Wednesday, October 1, 2014

THE PROPHYLAXIS OF THE CITY

Konstantin Melnikov, ‘Green City’, 1930

In [SA] n.1/2, 1930, Barsch and Ginzburg wrote:
 “When a man becomes sick, he can be cured with adequate medicines. It would however be more productive and less expensive to avoid illness manifesting itself. Just in this consists the socialist medicine: prophylaxis. When the city is ugly, when namely it is what it is, with all its attributes: noise, dust, lack of light, air sun, etc., we draw on medicines: homes and villas in the country, health resorts, rest homes, green cities. All this is medicine, a medicine which is necessary when a city exists, which we cannot avoid. But we cannot close our eyes in front of this double system of poison and antidote, which is the classical capitalist system of contradictions.  This system must be contrasted by the socialist system of prophylaxis, the system of the elimination of the city, with all its specific attributes, promoting a settlement sodality of man able to solve the problems of work, of rest, of his culture, as a whole and uninterrupted process of socialist being.” 

During the socialism in the Soviet Union many utopian ideas for the city planning had been proposed. These ideas were to reproduce the revolutionary society of Soviet Union which was totally different from the capitalism city planning.

One of these proposals was the idea of ‘disurbanism’, the design of a dispersed city  between urban and rural life. The architects designed modular buildings distributed along infrastructural viability axes determined by the location of productive facilities.  Mikhail Barsch and Moisei Ginzburg on 1930 proposed the transfer of public enterprises into external locations, the transformation of the freed-up spaces into parks and the dispersion of Moscow citizens along the roads, linking the city with the rural population. Along the different proposals for Moscow another one was Konstantin Melnikov’. He designed a new radical system for Moscow where electric trains could distribute the workers along the city. He also designed a laboratory of sleep where workers could rest from their daily labor. According to his beliefs sleep was the most important part of regeneration of workers and he proposed to redesign the city according to that idea.

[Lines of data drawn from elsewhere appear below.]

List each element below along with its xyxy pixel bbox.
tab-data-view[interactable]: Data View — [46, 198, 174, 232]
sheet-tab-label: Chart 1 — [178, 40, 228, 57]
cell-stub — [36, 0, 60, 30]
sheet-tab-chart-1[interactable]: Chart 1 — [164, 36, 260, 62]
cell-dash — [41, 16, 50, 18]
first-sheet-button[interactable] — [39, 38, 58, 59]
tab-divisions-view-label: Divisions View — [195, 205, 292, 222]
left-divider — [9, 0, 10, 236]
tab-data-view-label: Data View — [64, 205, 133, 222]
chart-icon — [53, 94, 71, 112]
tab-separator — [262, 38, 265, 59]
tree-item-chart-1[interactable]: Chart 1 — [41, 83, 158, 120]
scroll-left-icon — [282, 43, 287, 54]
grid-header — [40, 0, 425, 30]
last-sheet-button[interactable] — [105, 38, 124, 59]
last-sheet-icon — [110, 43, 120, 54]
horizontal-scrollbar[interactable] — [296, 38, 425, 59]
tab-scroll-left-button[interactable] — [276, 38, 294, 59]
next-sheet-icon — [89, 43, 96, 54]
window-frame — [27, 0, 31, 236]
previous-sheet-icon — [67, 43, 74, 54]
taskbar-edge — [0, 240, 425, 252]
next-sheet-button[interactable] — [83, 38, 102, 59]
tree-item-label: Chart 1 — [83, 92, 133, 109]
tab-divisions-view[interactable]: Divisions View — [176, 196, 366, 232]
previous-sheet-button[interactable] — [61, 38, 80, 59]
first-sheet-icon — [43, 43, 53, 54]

How would the center of Moscow look if the above Utopia would become a reality? As the years pass political and socioeconomic changes occur. However, the major problem associated with the residence of the growing number of citizens remain. How are we going rebuild our cities in order to create a better place for living? How are we going to decongest the city centers from millions of people that reside in them?